Neoadjuvant breast cancer treatment response; tumor size evaluation through different conventional imaging modalities in the NeoDense study

Abstract

Background

Neoadjuvant chemotherapy (NACT) is offered to an increasing number of breast cancer (BC) patients, and comprehensive monitoring of treatment response is of utmost importance. Several imaging modalities are available to follow tumor response, although likely to provide different clinical information. We aimed to examine the association between early radiological response by three conventional imaging modalities and pathological complete response (pCR). Further, we investigated the agreement between these modalities pre-, during, and post-NACT, and the accuracy of predicting pathological residual tumor burden by these imaging modalities post-NACT.

Material and methods

This prospective Swedish cohort study included 202 BC patients assigned to NACT (2014–2019). Breast imaging with clinically used modalities: mammography, ultrasound, and tomosynthesis was performed pre-, during, and post-NACT. We investigated the agreement of tumor size by the different imaging modalities, and their accuracy of tumor size estimation. Patients with a radiological complete response or radiological partial response (≥30% decrease in tumor diameter) during NACT were classified as radiological early responders.

Results

Patients with an early radiological response by ultrasound had 2.9 times higher chance of pCR than early radiological non-responders; the corresponding relative chance for mammography and tomosynthesis tumor size measures was 1.8 and 2.8, respectively. Post-NACT, each modality, separately, could accurately estimate tumor size (within 5 mm margin compared to pathological evaluation) in 43–46% of all tumors. The diagnostic precision in predicting pCR post-NACT was similar between the three imaging modalities; however, tomosynthesis had slightly higher specificity and positive predictive values.

Conclusion

Breast imaging modalities correctly estimated pathological tumor size in less than half of the tumors. Based on this finding, predicting residual tumor size post-NACT is challenging using conventional imaging. Patients with early radiological non-response might need improved monitoring during NACT and be considered for changed treatment plans.

Keywords:

• Breast cancer
• neoadjuvant chemotherapy
• imaging
• response evaluation

Acknowledgements

The authors thank all the study participants. The authors acknowledge the outstanding work by research nurse Lina Zander. The authors thank the technicians, administrators, and radiologists at Unilabs Malmö and Helsingborg for their cooperation.

Ethical approval

All procedures performed in studies involving human participants were in accordance with the ethical standards of the institutional and/or national research committee and with the 1964 Helsinki declaration and its later amendments or comparable ethical standards. The study was approved by the Regional Ethics Committee in Lund, Sweden (Official records number: 2014/13, 2014/521 and 2016/521).

Informed consent

Informed written consent was obtained from all participants included in the study.

Author contributions

IS contributed to the study design, made the study protocols, organized the enrollment of patients and the data/image collection, wrote the statistical plan, interpreted the data, solely drafted the manuscript (except for “Statistical analyses”), and organized the joint revision of the manuscript.

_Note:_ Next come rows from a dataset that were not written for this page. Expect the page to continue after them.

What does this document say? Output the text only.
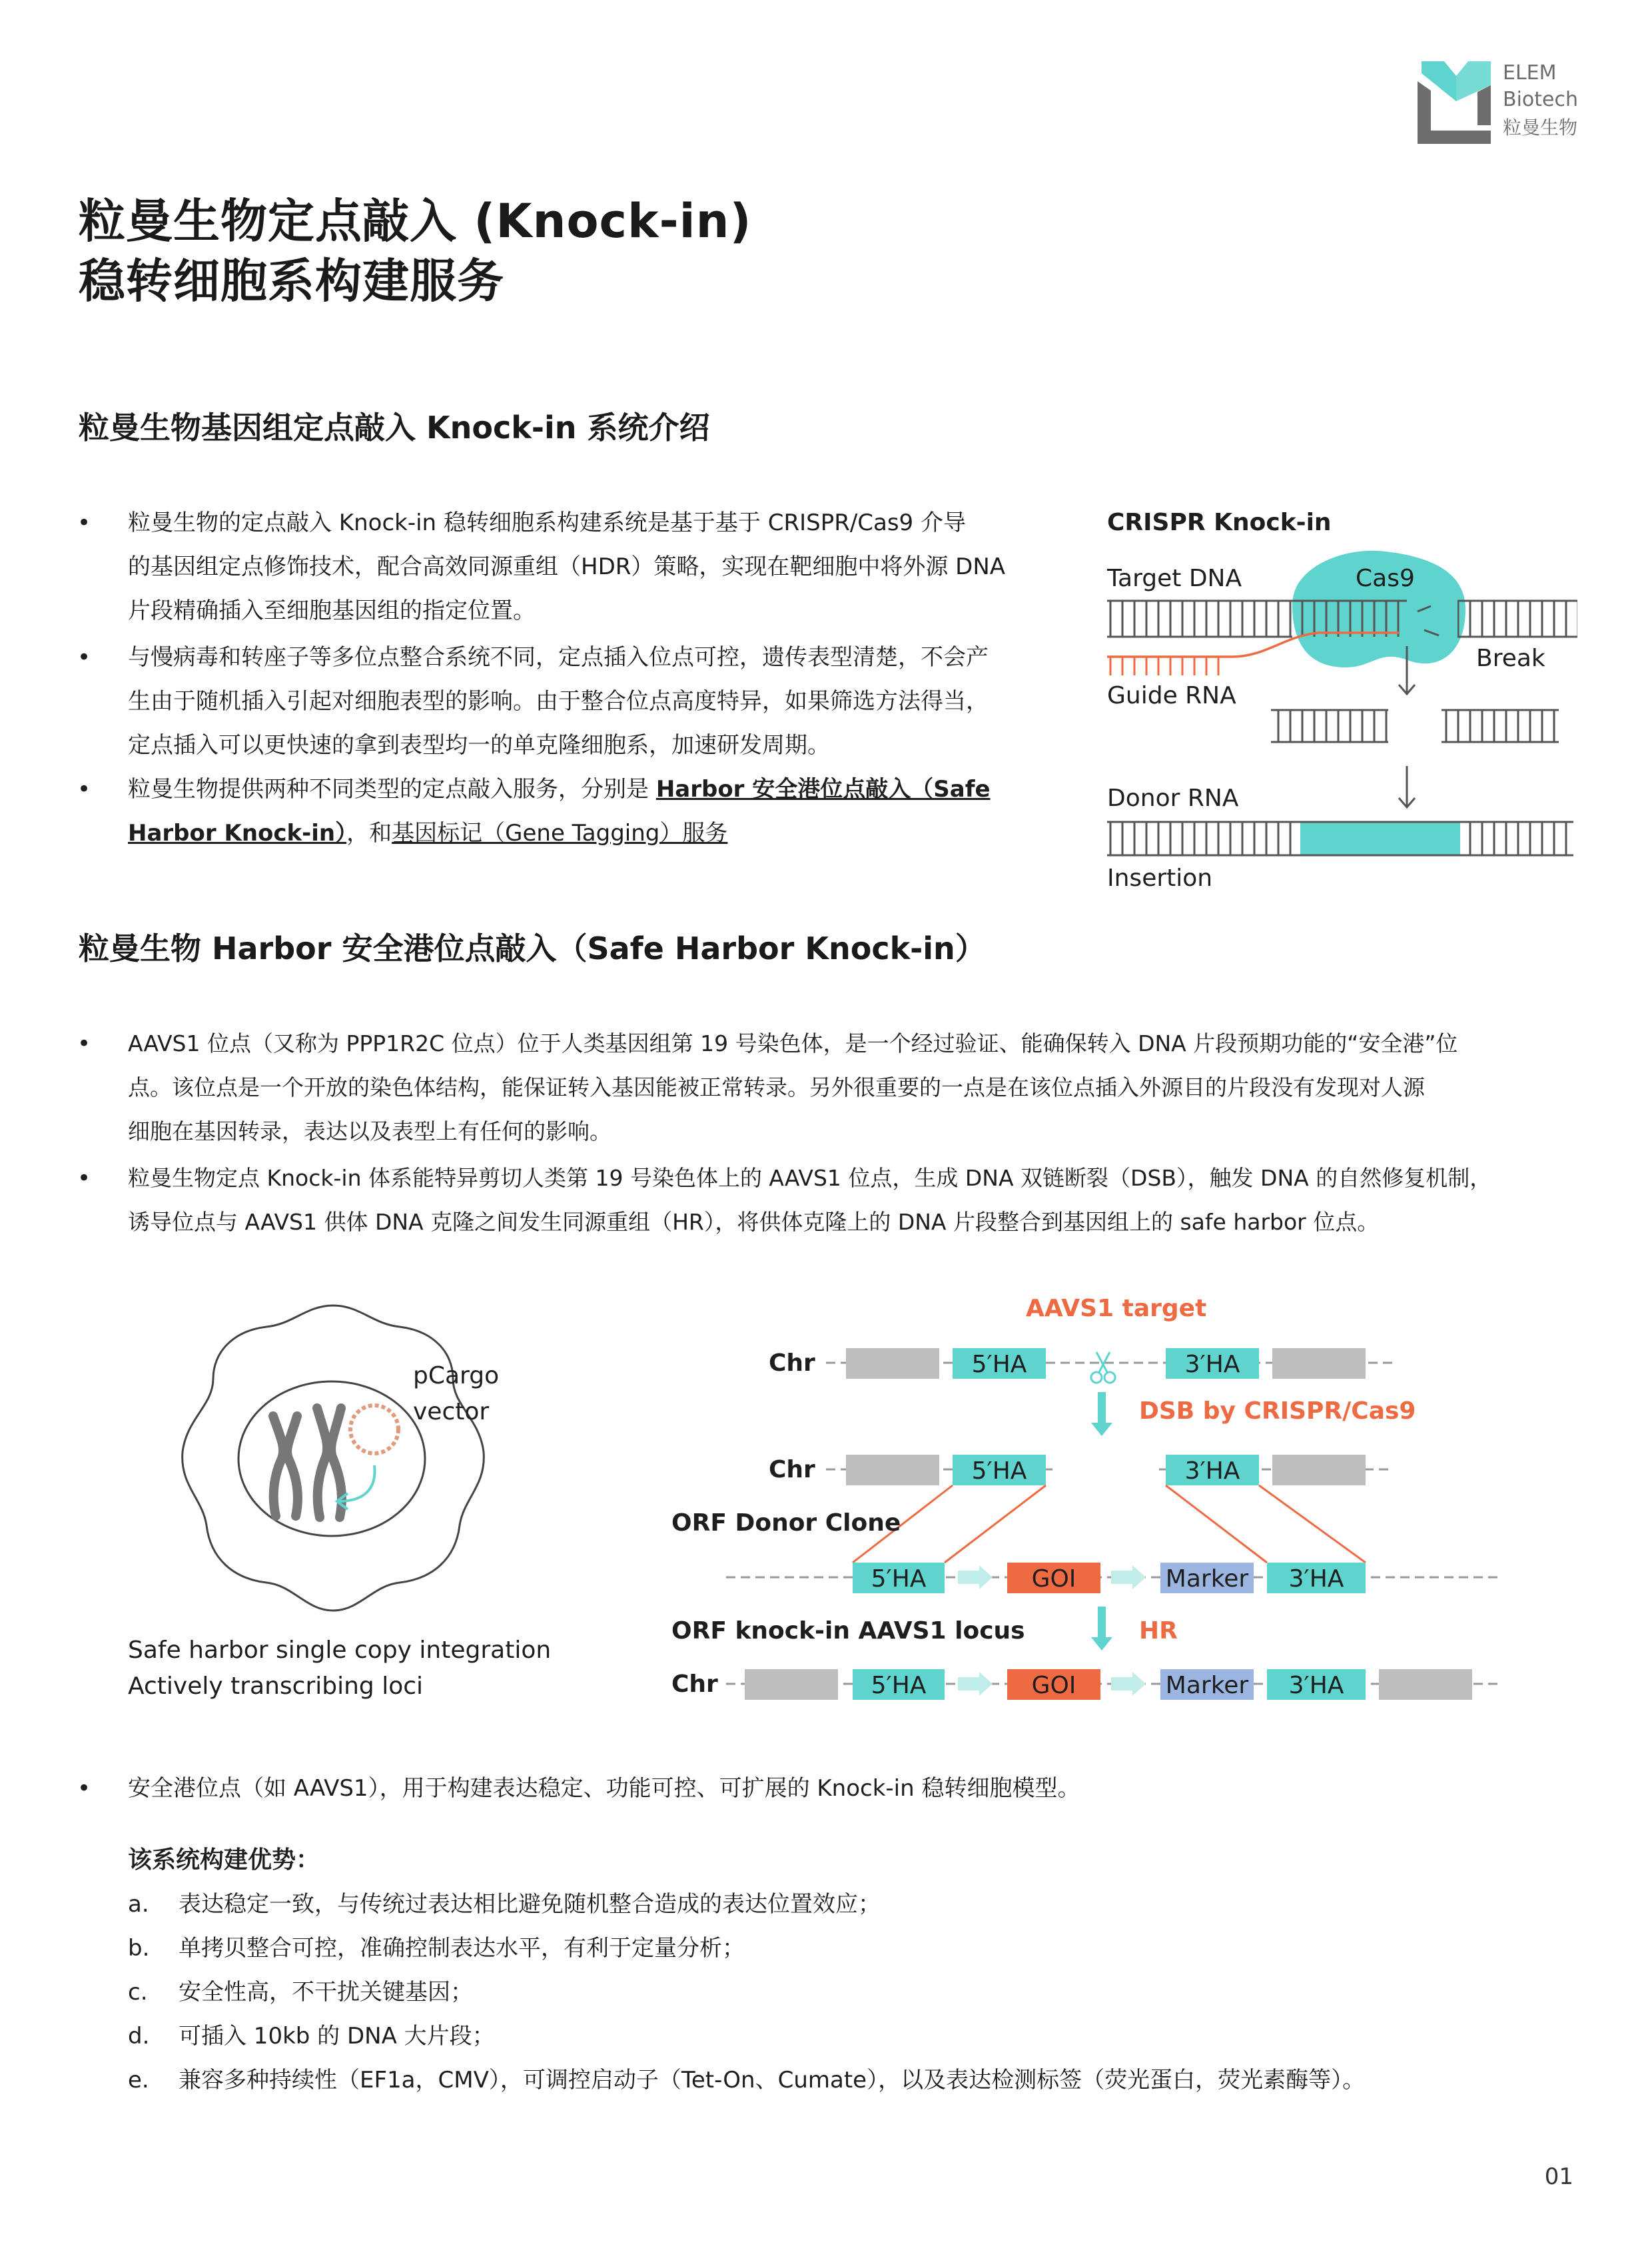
ELEM
Biotech
粒曼生物
粒曼生物定点敲入 (Knock-in)
稳转细胞系构建服务
粒曼生物基因组定点敲入 Knock-in 系统介绍
• 粒曼生物的定点敲入 Knock-in 稳转细胞系构建系统是基于基于 CRISPR/Cas9 介导

的基因组定点修饰技术，配合高效同源重组（HDR）策略，实现在靶细胞中将外源 DNA

片段精确插入至细胞基因组的指定位置。

• 与慢病毒和转座子等多位点整合系统不同，定点插入位点可控，遗传表型清楚，不会产

生由于随机插入引起对细胞表型的影响。由于整合位点高度特异，如果筛选方法得当，

定点插入可以更快速的拿到表型均一的单克隆细胞系，加速研发周期。

• 粒曼生物提供两种不同类型的定点敲入服务，分别是 Harbor 安全港位点敲入（Safe

Harbor Knock-in），和基因标记（Gene Tagging）服务

CRISPR Knock-in
Target DNA	Cas9
Guide RNA
Break
Donor RNA
Insertion
粒曼生物 Harbor 安全港位点敲入（Safe Harbor Knock-in）
• AAVS1 位点（又称为 PPP1R2C 位点）位于人类基因组第 19 号染色体，是一个经过验证、能确保转入 DNA 片段预期功能的“安全港”位

点。该位点是一个开放的染色体结构，能保证转入基因能被正常转录。另外很重要的一点是在该位点插入外源目的片段没有发现对人源

细胞在基因转录，表达以及表型上有任何的影响。

• 粒曼生物定点 Knock-in 体系能特异剪切人类第 19 号染色体上的 AAVS1 位点，生成 DNA 双链断裂（DSB），触发 DNA 的自然修复机制，

诱导位点与 AAVS1 供体 DNA 克隆之间发生同源重组（HR），将供体克隆上的 DNA 片段整合到基因组上的 safe harbor 位点。

pCargo
vector
Safe harbor single copy integration
Actively transcribing loci
AAVS1 target
Chr	5′HA	3′HA
DSB by CRISPR/Cas9
Chr	5′HA	3′HA
ORF Donor Clone
5′HA	GOI	Marker 3′HA
ORF knock-in AAVS1 locus	HR
Chr	5′HA	GOI	Marker 3′HA
• 安全港位点（如 AAVS1），用于构建表达稳定、功能可控、可扩展的 Knock-in 稳转细胞模型。
该系统构建优势：
a. 表达稳定一致，与传统过表达相比避免随机整合造成的表达位置效应；
b. 单拷贝整合可控，准确控制表达水平，有利于定量分析；
c. 安全性高，不干扰关键基因；
d. 可插入 10kb 的 DNA 大片段；
e. 兼容多种持续性（EF1a，CMV），可调控启动子（Tet-On、Cumate），以及表达检测标签（荧光蛋白，荧光素酶等）。
01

DF delivered technical aid during image gathering, interpreted the data, and revised the manuscript. UH gave important input on the statistical plan, executed the statistical analyses, co-interpreted the data, co-wrote the “Statistical analyses” part of the manuscript, and substantially revised the manuscript. LR participated in data interpretation, and intellectually revised the manuscript. SZ partook in the over-all design of the study, interpreted the data, and contributed to the revision of the manuscript. SB was the foremost contributor to the initial design of the study, interpreted the data, and revised the manuscript. All authors have read and approved the final manuscript.

Disclosure statement

SZ: Speakers’ fees and travel support from Siemens Healthcare AG, and consultancy fees from Collective Minds Radiology AB. SB: Speakers’ fees from Pfizer, study-specific advisor Pfizer, and travel support from Roche. The other authors declare that they have no competing interests.

Data availability statement

The datasets used and/or analyzed during the current study are available from the corresponding author on reasonable request.

Additional information

Funding

This work was supported by grants from the Swedish Breast Cancer Group (BRO) and the Governmental Funding of Clinical Research within National Health Services.